Christmas lights are my favorite thing about the holiday season. They lend such a warm, cheery glow indoors that I’m inspired to make every visible surface, nook, and cranny in this old house pleasing to the eye. It’s going to take some work!
I thought it would be a good idea to start my personal housing repair it/tear it/or forswear it venture by making a list of everything about this house that needs fixing that I couldn’t stand anymore. Not a list of everything that needs fixing, because that would take a week or more to write out and I don’t have enough whiteboard space. But everything that I can’t stand anymore. Turns out, I still don’t have enough whiteboard space (on my grandkids’ Fisher Price easel that I’ve co-opted for my weekly action plans). So I jotted down the most egregious house issues in a spiral notebook; I filled 2 pages with more to go. I’ll share some of these later if I can stand to overcome my mental paralysis when I look at this list. I know the right advice is to just do something. Start somewhere. The journey of the thousand steps, etc. But I have to constantly fight the overwhelming feeling of being stuck and wanting to give up. It’s hard not to think that this house is a bigger problem than my personal capacity to solve.
The main part was built as a small one-story farmhouse in about 1916 as far as I can tell. My dad was born in 1913, and the two sets of grandparents and his parents moved to Montana from Osakis, Minnesota when he was very young. More research is needed because the house only shows up in the county courthouse records starting in 1920 – the year it was moved into town from the homestead property, the latter later given up for taxes. Sometime after the building was moved into town, by mules (so I was told), a second story for sleeping, a kitchen, and front and back porches were added on. Hence, the seams. These are now separating as the unstable gumbo underneath shifts, buckles, cracks, and slopes. I can roll a can across the kitchen or out the back door just by setting it on the floor. Cheap amusement.
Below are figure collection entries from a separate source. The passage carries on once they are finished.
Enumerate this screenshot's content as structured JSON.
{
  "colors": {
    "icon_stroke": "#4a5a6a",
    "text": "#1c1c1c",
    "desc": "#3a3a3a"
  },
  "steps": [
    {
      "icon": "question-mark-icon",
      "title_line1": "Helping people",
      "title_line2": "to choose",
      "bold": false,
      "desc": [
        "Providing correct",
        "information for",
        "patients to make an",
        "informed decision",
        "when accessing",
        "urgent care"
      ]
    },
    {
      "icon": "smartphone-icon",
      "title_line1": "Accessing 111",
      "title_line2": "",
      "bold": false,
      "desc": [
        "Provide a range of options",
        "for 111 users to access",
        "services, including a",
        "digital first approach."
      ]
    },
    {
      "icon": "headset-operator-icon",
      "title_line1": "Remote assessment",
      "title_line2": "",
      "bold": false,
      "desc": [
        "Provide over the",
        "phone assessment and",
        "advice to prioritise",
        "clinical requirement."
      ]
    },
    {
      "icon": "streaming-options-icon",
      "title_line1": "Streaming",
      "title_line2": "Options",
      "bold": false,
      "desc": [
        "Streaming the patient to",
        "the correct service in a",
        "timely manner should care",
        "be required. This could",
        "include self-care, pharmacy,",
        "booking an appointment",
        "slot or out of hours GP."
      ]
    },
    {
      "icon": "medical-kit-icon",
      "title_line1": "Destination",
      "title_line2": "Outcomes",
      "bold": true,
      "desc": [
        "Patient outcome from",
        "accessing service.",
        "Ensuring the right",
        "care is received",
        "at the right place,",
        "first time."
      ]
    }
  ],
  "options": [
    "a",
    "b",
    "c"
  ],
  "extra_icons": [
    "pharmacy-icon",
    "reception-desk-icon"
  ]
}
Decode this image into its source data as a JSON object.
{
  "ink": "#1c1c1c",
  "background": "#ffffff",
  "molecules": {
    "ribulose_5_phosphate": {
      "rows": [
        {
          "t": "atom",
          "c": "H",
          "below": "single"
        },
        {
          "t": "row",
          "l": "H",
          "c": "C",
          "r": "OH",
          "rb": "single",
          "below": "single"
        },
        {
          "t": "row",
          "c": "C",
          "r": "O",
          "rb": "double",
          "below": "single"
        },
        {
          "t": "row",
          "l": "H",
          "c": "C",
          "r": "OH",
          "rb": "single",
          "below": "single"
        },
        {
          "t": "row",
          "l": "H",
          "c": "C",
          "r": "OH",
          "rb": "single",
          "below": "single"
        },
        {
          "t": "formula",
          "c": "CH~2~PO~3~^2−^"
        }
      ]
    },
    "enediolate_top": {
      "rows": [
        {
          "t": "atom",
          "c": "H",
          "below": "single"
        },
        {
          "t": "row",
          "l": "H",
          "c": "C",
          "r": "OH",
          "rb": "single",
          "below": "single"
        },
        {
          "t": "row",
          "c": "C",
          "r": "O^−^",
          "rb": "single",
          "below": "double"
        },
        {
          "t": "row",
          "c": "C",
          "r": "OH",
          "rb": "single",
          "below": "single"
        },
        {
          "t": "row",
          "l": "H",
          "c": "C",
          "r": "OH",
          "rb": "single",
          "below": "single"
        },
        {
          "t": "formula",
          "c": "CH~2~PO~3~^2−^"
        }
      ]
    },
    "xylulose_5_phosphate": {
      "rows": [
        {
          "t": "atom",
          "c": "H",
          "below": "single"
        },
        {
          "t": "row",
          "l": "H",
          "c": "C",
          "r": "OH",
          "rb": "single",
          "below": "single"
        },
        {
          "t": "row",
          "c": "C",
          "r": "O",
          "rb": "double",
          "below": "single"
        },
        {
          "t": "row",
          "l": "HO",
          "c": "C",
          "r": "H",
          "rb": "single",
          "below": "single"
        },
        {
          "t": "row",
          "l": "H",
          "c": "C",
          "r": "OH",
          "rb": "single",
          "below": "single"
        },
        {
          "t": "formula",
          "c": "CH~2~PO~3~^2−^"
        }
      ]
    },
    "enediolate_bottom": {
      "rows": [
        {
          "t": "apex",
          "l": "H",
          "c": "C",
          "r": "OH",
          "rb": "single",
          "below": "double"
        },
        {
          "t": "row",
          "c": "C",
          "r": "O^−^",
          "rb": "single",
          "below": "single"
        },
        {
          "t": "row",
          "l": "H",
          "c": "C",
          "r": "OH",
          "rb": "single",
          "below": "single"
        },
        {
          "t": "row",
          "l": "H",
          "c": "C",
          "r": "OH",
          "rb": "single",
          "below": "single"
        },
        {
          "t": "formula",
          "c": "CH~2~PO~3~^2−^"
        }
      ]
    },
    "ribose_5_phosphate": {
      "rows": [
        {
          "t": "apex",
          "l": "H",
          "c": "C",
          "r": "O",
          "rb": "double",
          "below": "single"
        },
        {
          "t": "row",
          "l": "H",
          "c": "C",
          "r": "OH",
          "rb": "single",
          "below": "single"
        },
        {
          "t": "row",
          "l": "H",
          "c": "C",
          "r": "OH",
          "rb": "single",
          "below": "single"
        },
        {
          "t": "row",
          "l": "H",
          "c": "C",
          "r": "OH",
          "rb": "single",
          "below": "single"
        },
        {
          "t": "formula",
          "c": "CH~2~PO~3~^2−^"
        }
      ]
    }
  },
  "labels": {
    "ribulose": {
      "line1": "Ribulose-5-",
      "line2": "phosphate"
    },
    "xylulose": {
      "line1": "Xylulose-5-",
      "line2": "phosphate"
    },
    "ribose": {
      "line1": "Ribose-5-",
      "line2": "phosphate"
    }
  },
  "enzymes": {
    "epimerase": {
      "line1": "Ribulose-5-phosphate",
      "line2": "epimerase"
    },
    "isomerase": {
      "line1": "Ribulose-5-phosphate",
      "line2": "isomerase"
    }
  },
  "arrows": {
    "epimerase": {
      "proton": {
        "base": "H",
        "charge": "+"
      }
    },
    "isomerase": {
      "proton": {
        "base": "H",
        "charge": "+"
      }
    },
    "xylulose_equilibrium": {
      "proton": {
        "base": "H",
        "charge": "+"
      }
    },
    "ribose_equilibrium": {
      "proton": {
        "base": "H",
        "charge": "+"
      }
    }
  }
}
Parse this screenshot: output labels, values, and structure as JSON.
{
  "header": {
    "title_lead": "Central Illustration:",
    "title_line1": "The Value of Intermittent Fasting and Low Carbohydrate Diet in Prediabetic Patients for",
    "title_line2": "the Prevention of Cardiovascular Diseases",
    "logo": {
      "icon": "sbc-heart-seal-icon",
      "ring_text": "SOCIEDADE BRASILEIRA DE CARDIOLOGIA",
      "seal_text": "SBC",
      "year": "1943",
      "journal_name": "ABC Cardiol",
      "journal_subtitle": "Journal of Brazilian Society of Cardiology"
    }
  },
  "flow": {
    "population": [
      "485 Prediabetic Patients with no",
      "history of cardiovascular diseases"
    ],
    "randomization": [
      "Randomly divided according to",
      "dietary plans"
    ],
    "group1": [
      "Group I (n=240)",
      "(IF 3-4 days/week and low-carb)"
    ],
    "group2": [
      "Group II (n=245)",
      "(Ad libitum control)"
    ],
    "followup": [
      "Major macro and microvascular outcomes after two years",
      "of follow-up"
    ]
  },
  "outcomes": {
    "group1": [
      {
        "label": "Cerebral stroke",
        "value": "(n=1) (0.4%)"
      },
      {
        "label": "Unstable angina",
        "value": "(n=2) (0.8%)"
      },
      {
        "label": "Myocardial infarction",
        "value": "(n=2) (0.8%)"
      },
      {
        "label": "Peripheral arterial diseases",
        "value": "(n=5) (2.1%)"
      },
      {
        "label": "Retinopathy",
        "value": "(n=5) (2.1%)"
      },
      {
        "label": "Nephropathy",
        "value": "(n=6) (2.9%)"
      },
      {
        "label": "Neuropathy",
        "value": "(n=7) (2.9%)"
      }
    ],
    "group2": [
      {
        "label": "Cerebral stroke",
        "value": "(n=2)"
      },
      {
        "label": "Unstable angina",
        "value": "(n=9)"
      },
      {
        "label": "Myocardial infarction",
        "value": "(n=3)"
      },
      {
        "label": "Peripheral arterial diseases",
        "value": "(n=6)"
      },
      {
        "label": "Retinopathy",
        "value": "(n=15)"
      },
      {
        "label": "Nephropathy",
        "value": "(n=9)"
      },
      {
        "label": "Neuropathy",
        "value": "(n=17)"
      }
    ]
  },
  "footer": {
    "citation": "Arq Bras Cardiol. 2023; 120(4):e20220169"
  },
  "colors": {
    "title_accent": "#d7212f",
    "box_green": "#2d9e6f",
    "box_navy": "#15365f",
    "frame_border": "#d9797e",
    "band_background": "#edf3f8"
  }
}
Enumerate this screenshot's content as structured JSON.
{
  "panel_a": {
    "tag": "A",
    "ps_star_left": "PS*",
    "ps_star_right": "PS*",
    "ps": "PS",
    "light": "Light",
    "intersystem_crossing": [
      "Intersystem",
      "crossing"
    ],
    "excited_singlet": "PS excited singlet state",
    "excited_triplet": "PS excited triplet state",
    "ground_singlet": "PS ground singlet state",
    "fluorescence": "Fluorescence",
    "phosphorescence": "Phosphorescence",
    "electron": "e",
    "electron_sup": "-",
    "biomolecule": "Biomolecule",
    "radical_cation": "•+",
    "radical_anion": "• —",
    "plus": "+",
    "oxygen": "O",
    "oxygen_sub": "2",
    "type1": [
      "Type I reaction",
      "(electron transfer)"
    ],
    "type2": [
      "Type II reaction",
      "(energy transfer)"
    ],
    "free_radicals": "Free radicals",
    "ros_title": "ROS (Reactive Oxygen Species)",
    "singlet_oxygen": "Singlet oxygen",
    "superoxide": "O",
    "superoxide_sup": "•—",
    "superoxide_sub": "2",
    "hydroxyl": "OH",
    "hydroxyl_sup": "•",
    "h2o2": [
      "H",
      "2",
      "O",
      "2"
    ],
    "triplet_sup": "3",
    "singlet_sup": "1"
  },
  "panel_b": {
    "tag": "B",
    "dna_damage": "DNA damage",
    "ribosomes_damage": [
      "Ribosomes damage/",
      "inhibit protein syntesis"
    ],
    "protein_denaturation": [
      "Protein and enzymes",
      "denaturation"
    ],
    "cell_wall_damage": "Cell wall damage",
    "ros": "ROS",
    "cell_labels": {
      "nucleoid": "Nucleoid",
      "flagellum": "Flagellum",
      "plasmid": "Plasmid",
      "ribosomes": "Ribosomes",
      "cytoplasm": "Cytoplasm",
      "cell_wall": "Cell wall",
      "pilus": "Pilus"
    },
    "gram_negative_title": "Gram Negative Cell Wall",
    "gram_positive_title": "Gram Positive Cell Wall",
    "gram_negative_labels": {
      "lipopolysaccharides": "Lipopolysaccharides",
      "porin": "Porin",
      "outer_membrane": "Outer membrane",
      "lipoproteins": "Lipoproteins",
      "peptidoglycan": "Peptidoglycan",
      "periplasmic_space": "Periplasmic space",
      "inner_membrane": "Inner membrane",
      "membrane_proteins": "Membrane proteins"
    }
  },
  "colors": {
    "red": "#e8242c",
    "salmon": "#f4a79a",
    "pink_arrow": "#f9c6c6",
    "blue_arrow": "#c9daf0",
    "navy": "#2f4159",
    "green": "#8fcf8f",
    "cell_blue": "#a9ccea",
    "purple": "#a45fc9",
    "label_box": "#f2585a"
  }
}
Here’s my plan: work toward my goals room by room, starting with the bathroom. In the early 1930s, a bathroom was added to the back porch. When the indoor plumbing was first installed, it was probably a stretch to trust it. When I was a kid in the 1950s there was still an outhouse in the yard. I thought it was quite a novelty, something I could brag about to my friends back home in the city. Believe me, there have been many dismal days and nights when I have wished that primitive privy was standing and functional. Portable potties are not a good substitute unless you’re camping. Sometimes I feel like I am. When any of the indoor systems stop working, I become an in-town boondocker. Back to nature is one thing. Living off-grid has always appealed to me. But surviving inside a dysfunctional house that depends on archaic infrastructure to deliver the bare necessities – forget about amenities – that, my friends, is a challenge.
The bathroom is little more than a water closet, 75 inches long by 32 inches wide. Toilet, small shower. Overhead lightbulb. No sink. The only code it would pass would be some mythical frontier days Code of the West. That’s assuming cowboys and townsfolk were much smaller in stature back then. It’s become pretty clear that this house was never intended to last 100 years.
Talking about people being generally bigger now than in the early part of the 20th century, I have to walk upstairs sideways. I’m not a large person, but my 7-1/2 size shoes just barely fit going forward on the stairs. For safety, I walk at an angle as I grab the handrail which stops shy of the last two steps on either end. But I digress.